Quelques heures avant le début des hostilités, vendredi, l’espace où va se dérouler le festival se trouve déjà dans une certaine effervescence, plutôt paisible. Les stands de nourriture fument déjà de leurs gourmands effluves tandis qu’un peu partout sur le site, on peaufine les derniers détails. Sur le parking, des animatrices exorcisent leurs cordes vocales, gloussant des bruits étranges. D’autres profitent de leur dernier moment de répit, une pinte à la main, avant les deux jours qui s’annoncent musclés pour l’organisation.

Sur le coup de 20 h 30, la fête commence et les visiteurs peuvent enfin se délecter des premiers groupes à prendre les instruments, tels que le Kapsul band, Mud, Béton et enfin La Nouvelle Flibuste qui a clôturé cette première soirée en fanfare. Mais c’est surtout le samedi que le climax du festival a enthousiasmé les spectateurs. Sur les diverses scènes, couvertes pour la plupart, près d’une dizaine de formations musicales a ravi les noctambules: Touko Sari, Awa Keme Kemo, Dig Up The Cats mais encore Docteur Mabool, Indigo Mango, OPMOC… Et durant toute la journée et la soirée, des fanfares ont égayé le site (Café Marché et Ladyxiegaga), ainsi que le show clownesque «Les Oizeaurêves». Spectacle de marionnettes, jongleurs de feu, tatoueur et autres artistes de rue ont également distrait le public entre les concerts.

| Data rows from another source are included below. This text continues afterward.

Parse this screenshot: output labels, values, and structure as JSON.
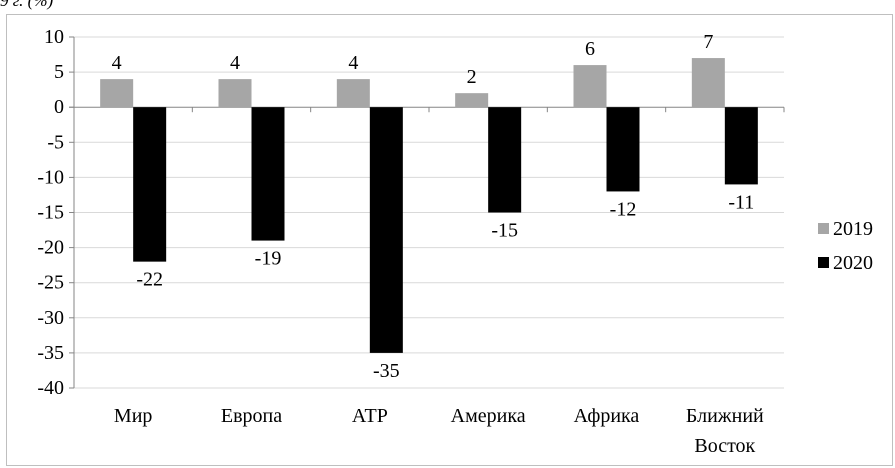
{
  "caption": "9 г. (%)",
  "colors": {
    "2019": "#a6a6a6",
    "2020": "#000000",
    "grid": "#d9d9d9",
    "axis": "#868686"
  },
  "chart_data": {
    "type": "bar",
    "categories": [
      [
        "Мир"
      ],
      [
        "Европа"
      ],
      [
        "АТР"
      ],
      [
        "Америка"
      ],
      [
        "Африка"
      ],
      [
        "Ближний",
        "Восток"
      ]
    ],
    "series": [
      {
        "name": "2019",
        "values": [
          4,
          4,
          4,
          2,
          6,
          7
        ]
      },
      {
        "name": "2020",
        "values": [
          -22,
          -19,
          -35,
          -15,
          -12,
          -11
        ]
      }
    ],
    "ylim": [
      -40,
      10
    ],
    "yticks": [
      10,
      5,
      0,
      -5,
      -10,
      -15,
      -20,
      -25,
      -30,
      -35,
      -40
    ],
    "grid": true,
    "legend_position": "right",
    "data_labels": true
  }
}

Le «festi’van» – caravane faisant auparavant office de scène ouverte – a été remplacé par un kiosque en métal de récupération, construit dans l’atelier récemment acquis par l’équipe du festival, du côté de Liège (lire par ailleurs). Là, des festivaliers armés de leurs instruments ont pu s’illustrer, emmenant parfois le public dans une tout autre dimension.